Here Here, Aus is the best place to live in the world, stop being a bunch of sooks, people who are greedy are the ones who give the rich a bad name, that is why all the rich are automatically assumed to be snobs!
If you can’t live off 70k on your own allbeit with a little child support to pay, then you are one of those people who choose to be poor, if i were on that salary i wouldn’t be complaining at all, broz’s dad is on a very low salary, like 25,000 with 5 kids! and they still manage, anyway, sorry if that got a little personal
Well, in my opinion the tax rates can stay the same % wise, as long as annual salaries inrease with inflation, the % rate of tax does not need to be touched at all.
You make some great points domdom, but i am going to stick with my theory.
EVERYONE gets their first $6000 tax free
EVERYONE gets their next $15600 at 17%
EVERYONE gets their next $30,400 at 30%
EVERYONE gets their next $12,500 at 42%
and therafter they are taxed at 47%, i mean, everyone gets a fair go, and 47% is high but it is still low enough too encourage people too continue making money.
If we had a flat rate of say 30% then imagine people earning 25000 a year, they would be so poor, and everyone who earns 100,000 would be so rich, we don’t need that in society.
So in other words all the benefits they receive are tax deductable, is this correct?
If so, then i still don’t understand the argument, they are getting benefits, it is like income, so what if you go into the higher bracket, they should be happy they are receiving benefits, that’s my view anyway.
Murmer, there are many costs to do with owning a IP that are tax deductable
for eg
Loan interest
Rates
Insurance
Land Tax
Manag Fees
the rent you receive is obviously tax assessable, so in the end you add up your profit, and that is what is your tax assessed on the property
there are also non cash deductions such as depreciation of furniture and fitting and hot water system etc, houses after 1985 can also be depreciated at certain rates,
could you please explain to me in simpler terms what peterp is saying in my post on tax rates, his post is the first on the 2nd page, i don’t get what he means???
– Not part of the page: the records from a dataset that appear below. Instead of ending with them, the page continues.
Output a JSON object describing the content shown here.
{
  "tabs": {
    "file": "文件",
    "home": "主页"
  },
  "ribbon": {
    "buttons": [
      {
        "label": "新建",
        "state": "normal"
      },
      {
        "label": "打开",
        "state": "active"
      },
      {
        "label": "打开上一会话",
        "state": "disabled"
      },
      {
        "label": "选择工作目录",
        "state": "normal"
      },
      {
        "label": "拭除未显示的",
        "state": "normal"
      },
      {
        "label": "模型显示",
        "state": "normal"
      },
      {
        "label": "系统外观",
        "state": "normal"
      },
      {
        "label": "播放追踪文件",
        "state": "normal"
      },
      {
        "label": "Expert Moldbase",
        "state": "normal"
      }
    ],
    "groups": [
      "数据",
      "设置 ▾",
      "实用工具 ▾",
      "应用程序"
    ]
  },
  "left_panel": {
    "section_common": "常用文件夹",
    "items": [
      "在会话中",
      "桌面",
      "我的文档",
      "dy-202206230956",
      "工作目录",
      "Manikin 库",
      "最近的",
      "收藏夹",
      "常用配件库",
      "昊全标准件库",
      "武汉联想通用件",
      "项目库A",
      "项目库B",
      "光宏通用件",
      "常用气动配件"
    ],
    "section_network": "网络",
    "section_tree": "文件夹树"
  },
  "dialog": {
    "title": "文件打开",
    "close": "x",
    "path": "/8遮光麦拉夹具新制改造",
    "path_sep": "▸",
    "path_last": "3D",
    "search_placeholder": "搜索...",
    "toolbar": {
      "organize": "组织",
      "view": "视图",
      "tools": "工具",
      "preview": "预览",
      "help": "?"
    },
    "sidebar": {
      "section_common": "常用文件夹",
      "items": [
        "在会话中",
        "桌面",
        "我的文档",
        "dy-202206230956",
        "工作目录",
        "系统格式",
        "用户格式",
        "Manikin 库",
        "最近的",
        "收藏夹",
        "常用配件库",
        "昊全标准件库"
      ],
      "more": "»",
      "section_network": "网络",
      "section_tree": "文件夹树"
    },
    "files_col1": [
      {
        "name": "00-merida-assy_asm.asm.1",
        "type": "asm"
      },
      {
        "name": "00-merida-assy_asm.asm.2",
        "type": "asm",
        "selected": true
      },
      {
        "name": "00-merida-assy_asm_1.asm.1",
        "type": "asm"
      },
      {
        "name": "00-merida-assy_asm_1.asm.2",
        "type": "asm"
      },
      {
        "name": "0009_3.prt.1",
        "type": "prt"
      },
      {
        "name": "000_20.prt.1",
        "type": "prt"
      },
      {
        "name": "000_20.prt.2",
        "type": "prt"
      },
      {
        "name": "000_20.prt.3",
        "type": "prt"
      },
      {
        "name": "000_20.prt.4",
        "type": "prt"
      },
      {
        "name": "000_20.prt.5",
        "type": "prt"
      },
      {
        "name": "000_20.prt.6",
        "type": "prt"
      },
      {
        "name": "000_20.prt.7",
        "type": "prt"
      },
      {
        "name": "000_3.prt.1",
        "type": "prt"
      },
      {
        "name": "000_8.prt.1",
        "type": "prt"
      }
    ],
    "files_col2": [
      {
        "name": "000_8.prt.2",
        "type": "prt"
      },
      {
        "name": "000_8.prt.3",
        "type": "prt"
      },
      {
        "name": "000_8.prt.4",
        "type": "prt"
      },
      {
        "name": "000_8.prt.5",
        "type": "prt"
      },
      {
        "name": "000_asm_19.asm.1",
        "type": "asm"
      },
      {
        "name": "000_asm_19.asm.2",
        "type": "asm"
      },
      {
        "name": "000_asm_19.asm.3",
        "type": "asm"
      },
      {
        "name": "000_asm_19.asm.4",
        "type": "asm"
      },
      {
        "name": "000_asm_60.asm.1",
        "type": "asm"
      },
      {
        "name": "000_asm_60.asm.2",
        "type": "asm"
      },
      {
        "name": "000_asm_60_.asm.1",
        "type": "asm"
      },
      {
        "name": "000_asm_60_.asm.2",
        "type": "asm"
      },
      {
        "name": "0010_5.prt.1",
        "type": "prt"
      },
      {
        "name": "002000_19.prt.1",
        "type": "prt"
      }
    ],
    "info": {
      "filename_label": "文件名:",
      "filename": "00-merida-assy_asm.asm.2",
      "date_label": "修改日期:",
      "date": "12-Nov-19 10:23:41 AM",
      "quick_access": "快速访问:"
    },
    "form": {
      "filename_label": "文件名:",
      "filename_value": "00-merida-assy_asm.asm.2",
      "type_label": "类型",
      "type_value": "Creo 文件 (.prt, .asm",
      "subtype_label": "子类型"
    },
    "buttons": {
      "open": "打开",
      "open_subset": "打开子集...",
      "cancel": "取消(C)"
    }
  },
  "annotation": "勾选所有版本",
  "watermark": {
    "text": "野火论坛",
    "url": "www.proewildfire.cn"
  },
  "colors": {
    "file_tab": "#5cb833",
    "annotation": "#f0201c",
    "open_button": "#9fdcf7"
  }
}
True Josh, but alot of people will be already in the top tax bracket with their salary, and so the capital gains will be at the same rate, 47%, and anyway, if you hold your property for more than 1 year only half of the capital gain is taxed.
However i still would like to be in New Zealand, lol, no stamp duty, and no cap gains tax, those kiwi’s….., lol
I agree with you totally Josh on people’s choices, someone on a base salary, say $25,000 could end up rich if they were smart, you make a good point about decisions.
I think you may have mis-interpreted what i said about the income rates, the rates should never climb over the current 47%, that should remain the same for sure, it is just all these people saying that this bracket starts too low ($62,500) i mean, come on, you never go above this limit, it is worth taxing people the top bracket at $62,500, because they “Should” have enough money to live a prosperus life (if they are smart) and of course you wouldn’t want to tax anyone over 50% of their salary or the motivation to make more would suffer.
Basically i am saying that i agree totally with the current tax brackets, and i think we should keep the top bracket at a low level (62,500) instead of lifting rates up in really high incomes 100k+. to over 50%
Everyone in the top tax bracket pays $16,182 + 47% of their wage that is over $62,500.
therefore if you made $63,500, you are only getting taxed $16,652 in tax, that is hardly 47%
however as you get higher and higher income it will climb closer to 47%, say $150,000, the tax would be something like 40% of your income due to $87,500 of your salary is being taxed at 47% and the other 62,500 at the lower rates.